There are also new battery technologies being developed, such as zinc‑air (Zn‑air) batteries and room‑temperature sodium‑sulfur batteries.

Since 2010, the price of lithium‑ion batteries has dropped sharply—from about 1,474 USD per kilowatt‑hour to 108 USD in 2025 (see graph below on the left). These prices cover all types of lithium‑ion batteries, not just LFP. This represents a 93% decline. This price decline is only partly determined by material costs. Another big reason prices fell is oversupply. Demand for batteries increased and factories scaled up production. As manufacturers produced more batteries, costs per unit dropped due to economies of scale. For several years, there has also been oversupply in the battery market, also for storage, which pushed prices downward. The graph on the right shows that battery demand in China and globally is still well below total production capacity.

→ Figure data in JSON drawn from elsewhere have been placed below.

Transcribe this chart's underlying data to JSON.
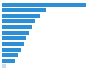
{
  "values": [
    2000,
    1050,
    900,
    780,
    700,
    640,
    580,
    520,
    460,
    390,
    320,
    100
  ],
  "bar_color": "#2D8FD5",
  "last_bar_color": "#C5DCF0",
  "background_color": "#ffffff",
  "xlim": [
    0,
    2300
  ],
  "figsize": [
    1.0,
    0.71
  ],
  "bar_height": 0.72
}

We think demand for storage batteries will rise significantly. This means the current oversupply will shrink. At the same time, material prices have likely reached their lowest point (see more here). Less oversupply and higher material costs could put upward pressure on battery‑pack prices in the coming years. If no new battery technology enters the market, rising lithium‑ion battery prices could lead buyers to switch to cheaper alternatives like sodium‑ion batteries. This shift would continue until a new battery technology emerges that can store more energy without reducing lifespan, safety, or stability.

Conclusion

Renewable energy has become increasingly cost‑competitive thanks to technological progress, scale effects, and innovation, even as cost declines have recently stabilised and commodity prices have increased. As renewable capacity expands, grid constraints and curtailment are emerging as key challenges, shifting the focus from generation to system integration. Battery storage plays a critical role in addressing these issues by providing flexibility, stabilising grids, and improving the economics of renewables.

Ultimately, the success of the energy transition will depend not only on deploying more renewable capacity, but on building a flexible, integrated energy system. Batteries and other storage technologies are no longer optional add‑ons; they are essential infrastructure. Continued investment in grids, storage, and innovation—supported by stable policy signals—will be crucial to sustaining momentum, safeguarding energy security, and ensuring that the transition remains both economically viable and environmentally effective.